Les données manquent sur les manifestations extrapulmonaires de l’infection par le RSV chez les personnes âgées, où des comorbidités telles qu’une cardiopathie ischémique et une insuffisance cérébrovasculaire peuvent augmenter le risque de complications.
Les études futures devront clarifier la façon dont les manifestations extrapulmonaires courantes, telles que l’arythmie et l’hépatite, surviennent chez les patients présentant une légère infection par le VRS. Un suivi à long terme avec des études cas-témoins, y compris une neuroimagerie détaillée, des nourrissons présentant des manifestations neurologiques aiguës d’une infection par le RSV est nécessaire pour clarifier s’il existe des séquelles potentielles à long terme.
Conclusion |
Les manifestations extrapulmonaires sont fréquentes chez les nourrissons ventilés présentant une infection grave par le RSV. Cette revue systématique souligne que la fréquence cardiaque et la pression artérielle doivent être soigneusement surveillées chez ces patients afin de détecter des complications potentiellement mortelles.
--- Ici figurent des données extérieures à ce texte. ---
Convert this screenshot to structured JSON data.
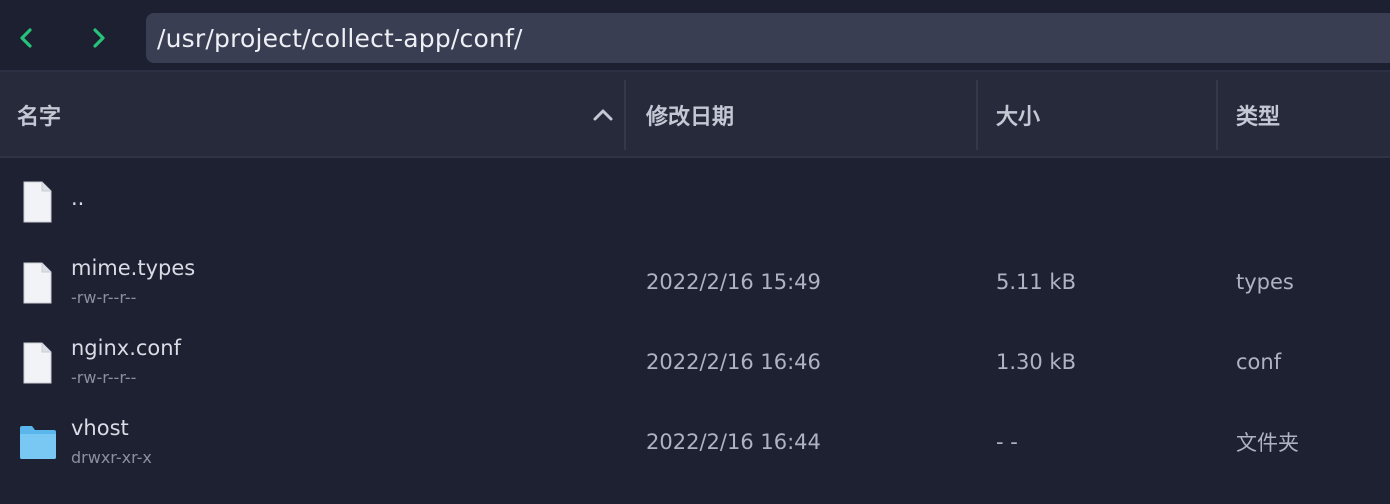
{
  "toolbar": {
    "path": "/usr/project/collect-app/conf/",
    "accent": "#27c37a"
  },
  "columns": {
    "name": "名字",
    "modified": "修改日期",
    "size": "大小",
    "type": "类型"
  },
  "files": [
    {
      "name": "..",
      "perm": "",
      "modified": "",
      "size": "",
      "type": "",
      "icon": "file-icon"
    },
    {
      "name": "mime.types",
      "perm": "-rw-r--r--",
      "modified": "2022/2/16 15:49",
      "size": "5.11 kB",
      "type": "types",
      "icon": "file-icon"
    },
    {
      "name": "nginx.conf",
      "perm": "-rw-r--r--",
      "modified": "2022/2/16 16:46",
      "size": "1.30 kB",
      "type": "conf",
      "icon": "file-icon"
    },
    {
      "name": "vhost",
      "perm": "drwxr-xr-x",
      "modified": "2022/2/16 16:44",
      "size": "- -",
      "type": "文件夹",
      "icon": "folder-icon"
    }
  ]
}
Les taux plasmatiques de sodium doivent être surveillés quotidiennement chez les patients nécessitant des liquides intraveineux, et l’apport hydrique doit être ajusté pour éviter le développement d’une hyponatrémie et des convulsions associées.
Ces exigences doivent être mises en balance avec les complications potentielles de la surveillance invasive et du surtraitement des nourrissons infectés par le RSV en USIP, qui ont été associés à une augmentation des coûts et de la morbidité sans amélioration des résultats[54].